Euro-Asia: Adventist Books Now in Local Languages

Euro-Asia: Adventist Books Now in Local Languages

Moscow, Russia | Rebecca Scoggins/ANN

Millions of citizens in Central Asia and the Caucasus Mountain region can now read Seventh-day Adventist books in their local languages.

Nadezhda Devyatkina, a publishing director for the Adventist Church in central Asia.
Nadezhda Devyatkina, a publishing director for the Adventist Church in central Asia.

Wilmar Hirle, a publishing director for the Adventist Church in the Euro-Asia region.
Wilmar Hirle, a publishing director for the Adventist Church in the Euro-Asia region.

Millions of citizens in Central Asia and the Caucasus Mountain region can now read Seventh-day Adventist books in their local languages.

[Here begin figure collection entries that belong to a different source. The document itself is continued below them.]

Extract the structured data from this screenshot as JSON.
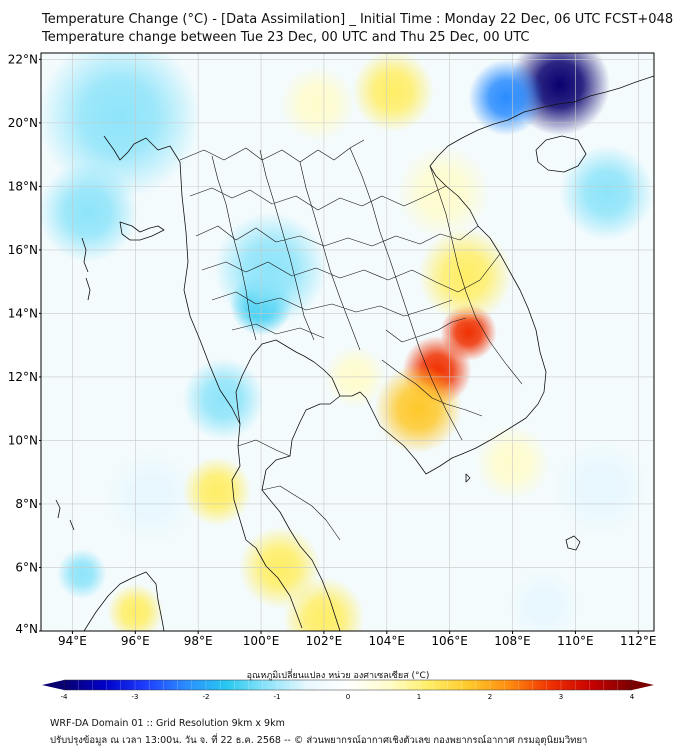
{
  "header": {
    "title_line1": "Temperature Change (°C) - [Data Assimilation] _ Initial Time : Monday 22 Dec, 06 UTC FCST+048",
    "title_line2": "Temperature change between Tue 23 Dec, 00 UTC and Thu 25 Dec, 00 UTC"
  },
  "map": {
    "lat_labels": [
      "22°N",
      "20°N",
      "18°N",
      "16°N",
      "14°N",
      "12°N",
      "10°N",
      "8°N",
      "6°N",
      "4°N"
    ],
    "lat_values": [
      22,
      20,
      18,
      16,
      14,
      12,
      10,
      8,
      6,
      4
    ],
    "lon_labels": [
      "94°E",
      "96°E",
      "98°E",
      "100°E",
      "102°E",
      "104°E",
      "106°E",
      "108°E",
      "110°E",
      "112°E"
    ],
    "lon_values": [
      94,
      96,
      98,
      100,
      102,
      104,
      106,
      108,
      110,
      112
    ],
    "extent": {
      "lon_min": 93,
      "lon_max": 112.5,
      "lat_min": 4,
      "lat_max": 22.2
    },
    "temperature_anomalies": [
      {
        "lon": 109.5,
        "lat": 21.2,
        "value": -4.0,
        "spread": 1.6
      },
      {
        "lon": 107.8,
        "lat": 20.8,
        "value": -2.2,
        "spread": 1.2
      },
      {
        "lon": 95.5,
        "lat": 20.2,
        "value": -1.3,
        "spread": 2.6
      },
      {
        "lon": 94.5,
        "lat": 17.2,
        "value": -1.0,
        "spread": 1.6
      },
      {
        "lon": 100.0,
        "lat": 14.3,
        "value": -2.0,
        "spread": 1.0
      },
      {
        "lon": 100.3,
        "lat": 15.4,
        "value": -1.1,
        "spread": 1.8
      },
      {
        "lon": 98.8,
        "lat": 11.3,
        "value": -1.0,
        "spread": 1.3
      },
      {
        "lon": 96.5,
        "lat": 8.2,
        "value": -0.7,
        "spread": 1.5
      },
      {
        "lon": 94.3,
        "lat": 5.8,
        "value": -1.0,
        "spread": 0.8
      },
      {
        "lon": 111.0,
        "lat": 17.8,
        "value": -0.9,
        "spread": 1.5
      },
      {
        "lon": 110.8,
        "lat": 8.5,
        "value": -0.8,
        "spread": 1.6
      },
      {
        "lon": 109.0,
        "lat": 4.8,
        "value": -0.6,
        "spread": 1.2
      },
      {
        "lon": 105.6,
        "lat": 12.2,
        "value": 2.8,
        "spread": 1.1
      },
      {
        "lon": 106.6,
        "lat": 13.4,
        "value": 2.6,
        "spread": 0.9
      },
      {
        "lon": 105.0,
        "lat": 11.0,
        "value": 1.6,
        "spread": 1.4
      },
      {
        "lon": 106.5,
        "lat": 15.2,
        "value": 1.2,
        "spread": 1.5
      },
      {
        "lon": 105.8,
        "lat": 17.8,
        "value": 0.8,
        "spread": 1.5
      },
      {
        "lon": 104.2,
        "lat": 21.0,
        "value": 0.9,
        "spread": 1.3
      },
      {
        "lon": 101.8,
        "lat": 20.6,
        "value": 0.6,
        "spread": 1.2
      },
      {
        "lon": 100.6,
        "lat": 6.0,
        "value": 1.3,
        "spread": 1.3
      },
      {
        "lon": 102.0,
        "lat": 4.4,
        "value": 1.2,
        "spread": 1.3
      },
      {
        "lon": 98.6,
        "lat": 8.4,
        "value": 1.0,
        "spread": 1.1
      },
      {
        "lon": 96.0,
        "lat": 4.6,
        "value": 1.0,
        "spread": 0.9
      },
      {
        "lon": 108.0,
        "lat": 9.3,
        "value": 0.7,
        "spread": 1.2
      },
      {
        "lon": 103.0,
        "lat": 12.0,
        "value": 0.7,
        "spread": 1.0
      }
    ]
  },
  "colorbar": {
    "title": "อุณหภูมิเปลี่ยนแปลง หน่วย องศาเซลเซียส (°C)",
    "ticks": [
      "-4",
      "-3",
      "-2",
      "-1",
      "0",
      "1",
      "2",
      "3",
      "4"
    ],
    "min": -4,
    "max": 4,
    "stops": [
      "#08006e",
      "#0000c8",
      "#1e3cff",
      "#2a8cff",
      "#28c8f0",
      "#8ee4fa",
      "#e8f8fe",
      "#ffffff",
      "#fffccc",
      "#ffee66",
      "#ffc82a",
      "#ff8a10",
      "#f03000",
      "#c80000",
      "#7a0000"
    ]
  },
  "footer": {
    "line1": "WRF-DA Domain 01 :: Grid Resolution 9km x 9km",
    "line2": "ปรับปรุงข้อมูล ณ เวลา 13:00น. วัน จ. ที่ 22 ธ.ค. 2568 -- © ส่วนพยากรณ์อากาศเชิงตัวเลข กองพยากรณ์อากาศ กรมอุตุนิยมวิทยา"
  }
}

“Our pastors and members were begging for materials in other languages, but we had nothing to give them,” says Wilmar Hirle, who directs publishing for the Adventist Church in the Euro-Asia region. “So we set a big goal last year: to translate at least three books for each of these eight countries where Russian is not the major tongue. We didn’t even know where we would find translators in some countries. But somehow, with many miracles, we reached the goal and even surpassed it. Many of the books are already printed.”

During the past nine months, Adventist books on health, family and spiritual topics have been translated into the dominant languages of Armenia, Georgia, Azerbaijan, Kazakhstan, Uzbekistan, Kyrgyzstan, Turkmenistan and Tajikistan. Until now, the church in Euro-Asia had printed most books only in Russian, Ukrainian or Moldovan.

Most people in the former Soviet nations can understand some Russian, but that is changing as new generations grow up speaking the original national languages of Central Asia and the Caucasus region.

Nadezhda Devyatkina, director of publishing for the church in Central Asia, says that more than 30 percent of the nearly 55 million people who live in that territory do not read Russian. “We have two urgent needs,” she says. “One is for literature in local languages, but the other is for literature evangelists who can speak these languages.”

Hirle says the next step will be to continue translating other books and to develop new materials that more precisely meet the needs of various people groups. “We need to do even more,” he says. “People need to read about God in the language that touches their hearts.”